Polymarket lists "will gold touch $X by date Y?" markets — they resolve YES if gold reaches the strike at any point during the window. Kalshi lists "will gold settle above $X on date Y?" — they resolve YES only if gold's closing price on the expiry date is above the strike. The two imply different distributions: touch encodes the running maximum/minimum during the window; settle encodes the terminal price. We use touch markets primarily because Polymarket's touch listings dominate gold liquidity (~$716K vs settle's ~$77K) and span a wider expiry range (May → December). For far-dated horizons, touch and settle distributions converge, so the touch CDF is a defensible proxy for the terminal-price distribution at expiry. The settle CDF is available on the same endpoint via ?include_settlement=true; for cross-venue arbitrage where temporal alignment exists, see /v1/prediction-markets/{asset}/arb (matches Polymarket touch + Kalshi settle when dates align).Why doesn't the cone show data from Kalshi?

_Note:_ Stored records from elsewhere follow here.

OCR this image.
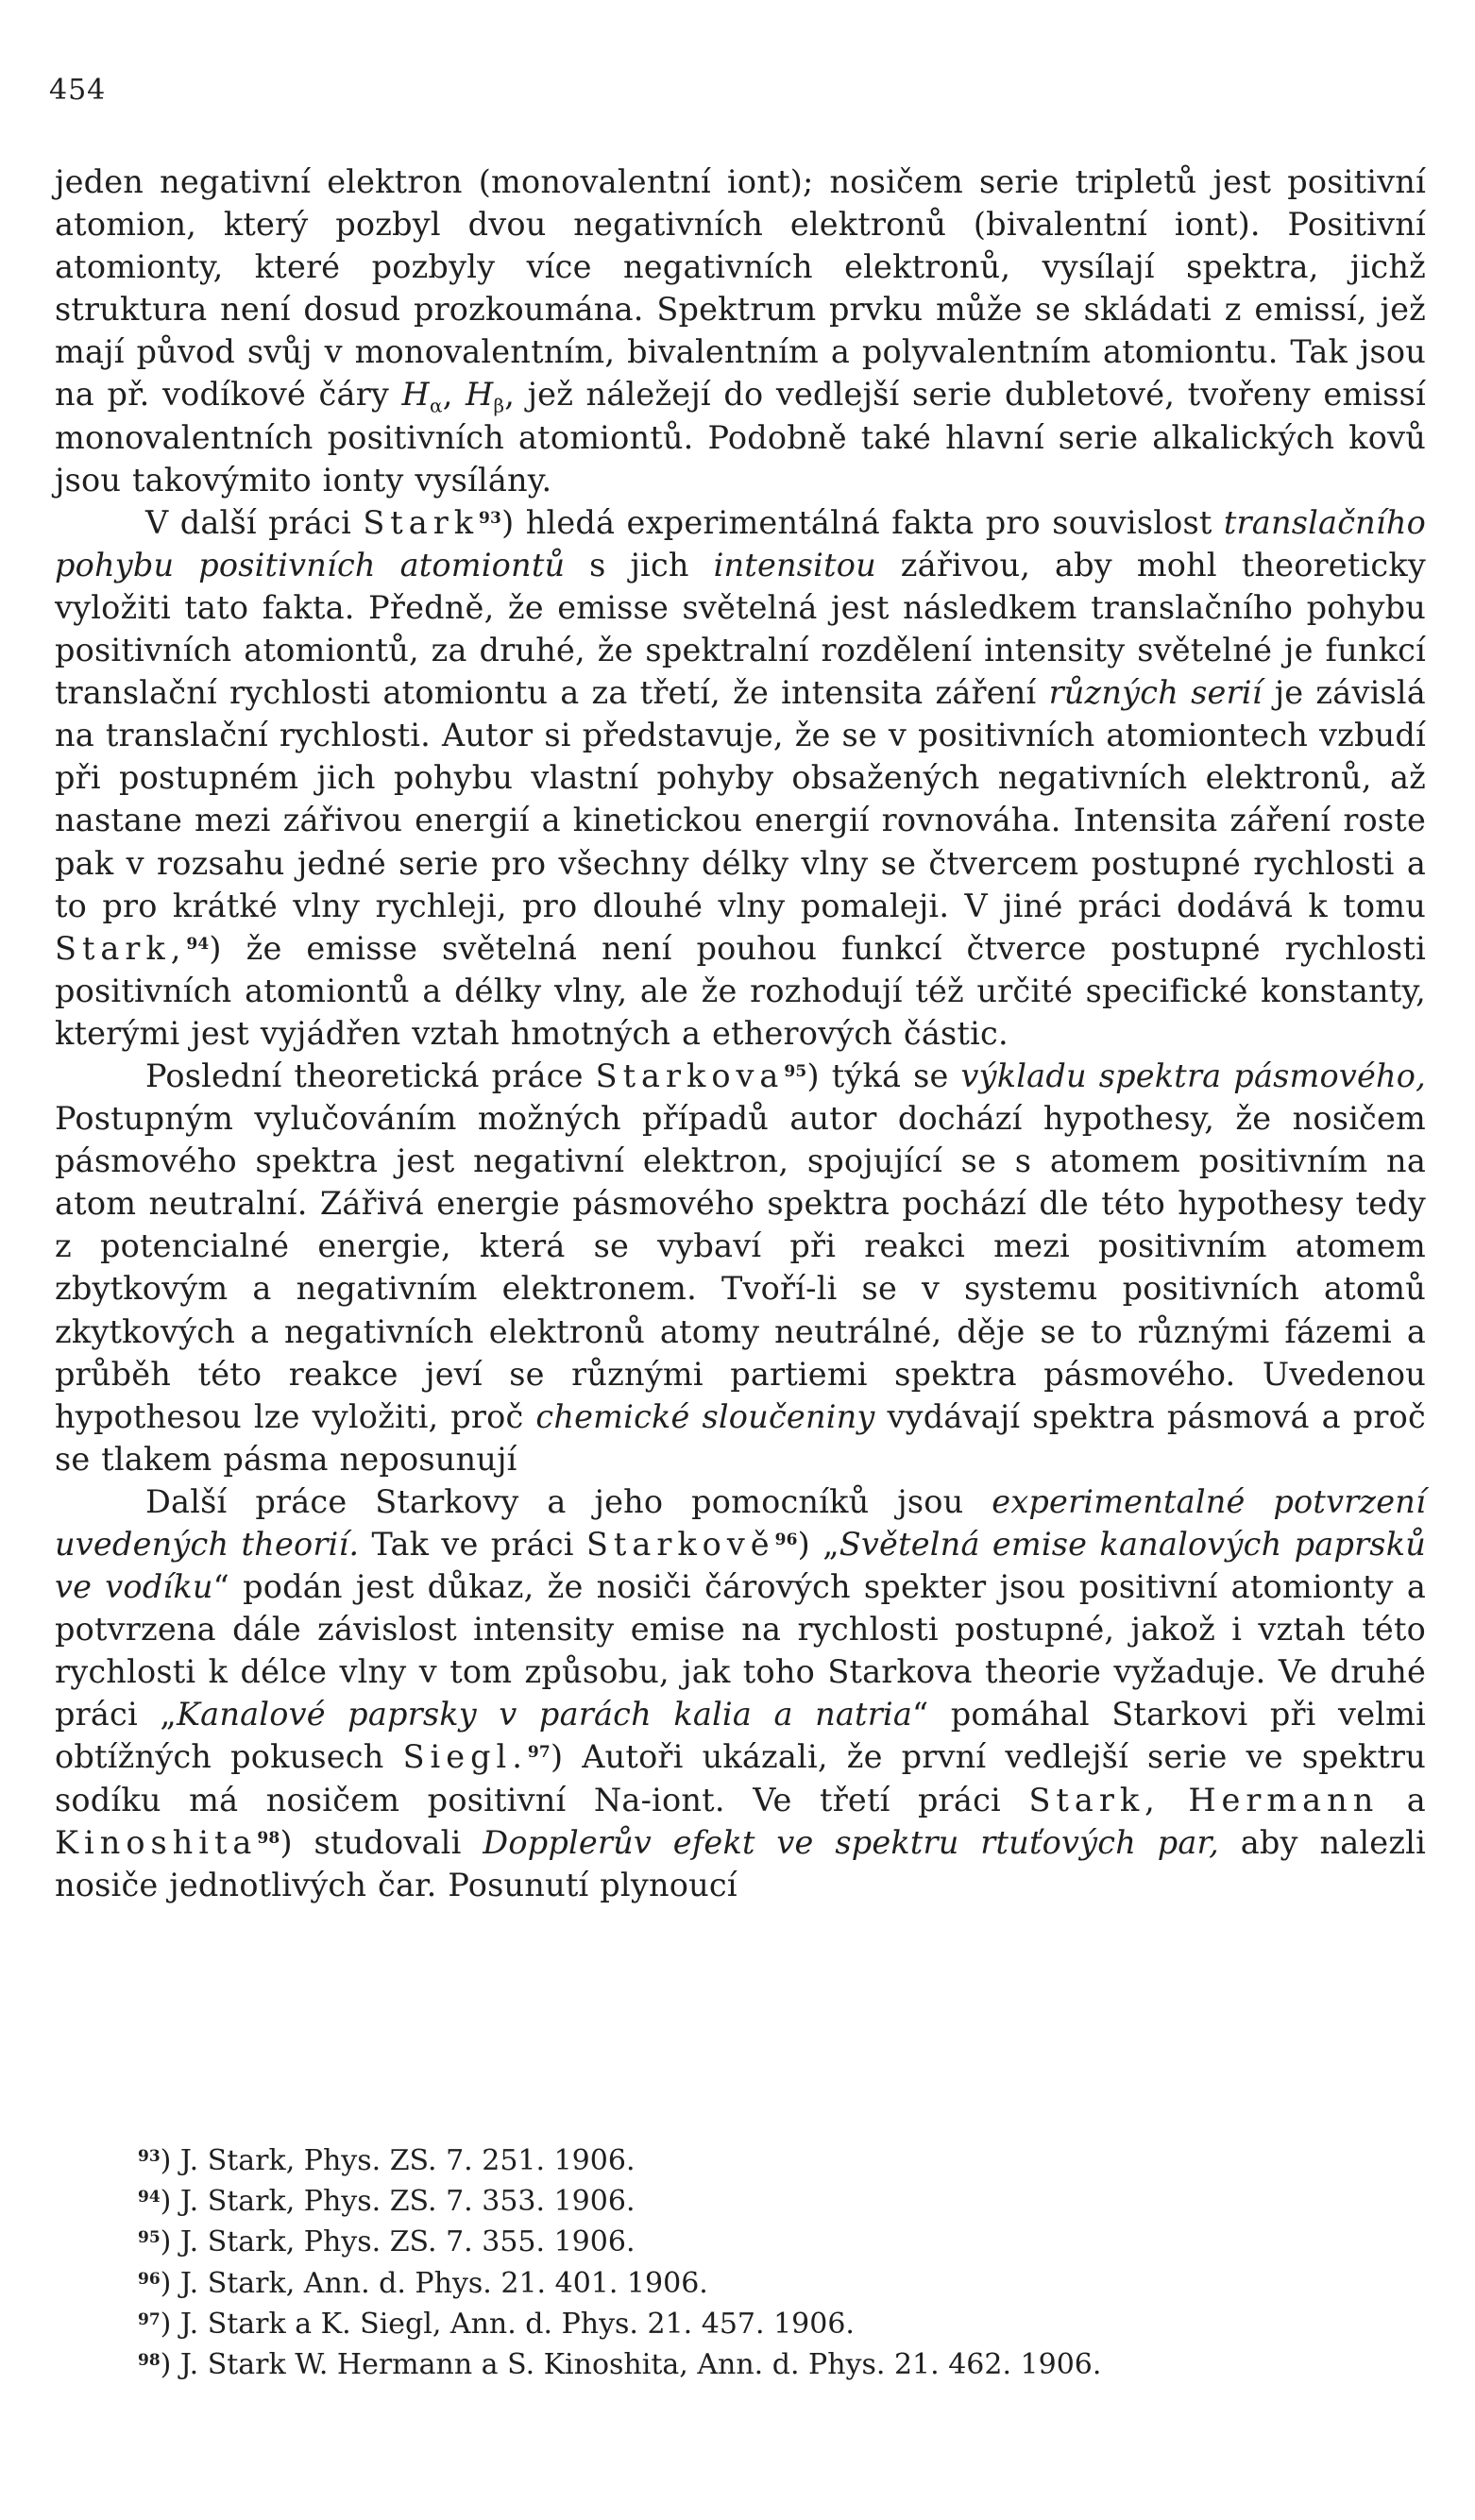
454

jeden negativní elektron (monovalentní iont); nosičem serie tripletů jest positivní atomion, který pozbyl dvou negativních elektronů (bivalentní iont). Positivní atomionty, které pozbyly více negativních elektronů, vysílají spektra, jichž struktura není dosud prozkoumána. Spektrum prvku může se skládati z emissí, jež mají původ svůj v monovalentním, bivalentním a polyvalentním atomiontu. Tak jsou na př. vodíkové čáry $H_\alpha$, $H_\beta$, jež náležejí do vedlejší serie dubletové, tvořeny emissí monovalentních positivních atomiontů. Podobně také hlavní serie alkalických kovů jsou takovýmito ionty vysílány.

V další práci Stark$^{93}$) hledá experimentálná fakta pro souvislost translačního pohybu positivních atomiontů s jich intensitou zářivou, aby mohl theoreticky vyložiti tato fakta. Předně, že emisse světelná jest následkem translačního pohybu positivních atomiontů, za druhé, že spektralní rozdělení intensity světelné je funkcí translační rychlosti atomiontu a za třetí, že intensita záření různých serií je závislá na translační rychlosti. Autor si představuje, že se v positivních atomiontech vzbudí při postupném jich pohybu vlastní pohyby obsažených negativních elektronů, až nastane mezi zářivou energií a kinetickou energií rovnováha. Intensita záření roste pak v rozsahu jedné serie pro všechny délky vlny se čtvercem postupné rychlosti a to pro krátké vlny rychleji, pro dlouhé vlny pomaleji. V jiné práci dodává k tomu Stark,$^{94}$) že emisse světelná není pouhou funkcí čtverce postupné rychlosti positivních atomiontů a délky vlny, ale že rozhodují též určité specifické konstanty, kterými jest vyjádřen vztah hmotných a etherových částic.

Poslední theoretická práce Starkova$^{95}$) týká se výkladu spektra pásmového, Postupným vylučováním možných případů autor dochází hypothesy, že nosičem pásmového spektra jest negativní elektron, spojující se s atomem positivním na atom neutralní. Zářivá energie pásmového spektra pochází dle této hypothesy tedy z potencialné energie, která se vybaví při reakci mezi positivním atomem zbytkovým a negativním elektronem. Tvoří-li se v systemu positivních atomů zkytkových a negativních elektronů atomy neutrálné, děje se to různými fázemi a průběh této reakce jeví se různými partiemi spektra pásmového. Uvedenou hypothesou lze vyložiti, proč chemické sloučeniny vydávají spektra pásmová a proč se tlakem pásma neposunují

Další práce Starkovy a jeho pomocníků jsou experimentalné potvrzení uvedených theorií. Tak ve práci Starkově$^{96}$) „Světelná emise kanalových paprsků ve vodíku“ podán jest důkaz, že nosiči čárových spekter jsou positivní atomionty a potvrzena dále závislost intensity emise na rychlosti postupné, jakož i vztah této rychlosti k délce vlny v tom způsobu, jak toho Starkova theorie vyžaduje. Ve druhé práci „Kanalové paprsky v parách kalia a natria“ pomáhal Starkovi při velmi obtížných pokusech Siegl.$^{97}$) Autoři ukázali, že první vedlejší serie ve spektru sodíku má nosičem positivní Na-iont. Ve třetí práci Stark, Hermann a Kinoshita$^{98}$) studovali Dopplerův efekt ve spektru rtuťových par, aby nalezli nosiče jednotlivých čar. Posunutí plynoucí

$^{93}$) J. Stark, Phys. ZS. 7. 251. 1906.

$^{94}$) J. Stark, Phys. ZS. 7. 353. 1906.

$^{95}$) J. Stark, Phys. ZS. 7. 355. 1906.

$^{96}$) J. Stark, Ann. d. Phys. 21. 401. 1906.

$^{97}$) J. Stark a K. Siegl, Ann. d. Phys. 21. 457. 1906.

$^{98}$) J. Stark W. Hermann a S. Kinoshita, Ann. d. Phys. 21. 462. 1906.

Kalshi runs ~120 active gold metal markets, expiring weekly and monthly (currently May 4–29). The cone here shows quarterly expiries (Jun 30, Dec 31) where Polymarket has touch-market coverage; for those particular expiries, Kalshi has zero markets. Kalshi gold markets do contribute to our cross-venue arb surface (different endpoint) when temporal alignment exists with Polymarket.What does "confidence: high" mean?
High means at least two venues each with at least $10K of effective liquidity. Medium is a single venue, or cross-venue but thin (<$10K on one side). Low is a single venue with thin liquidity. The flag is whatever the API returns. We render it as-is and never average across venues to mask thinness, because the whole point of the flag is to surface single-venue exposure rather than smooth it away.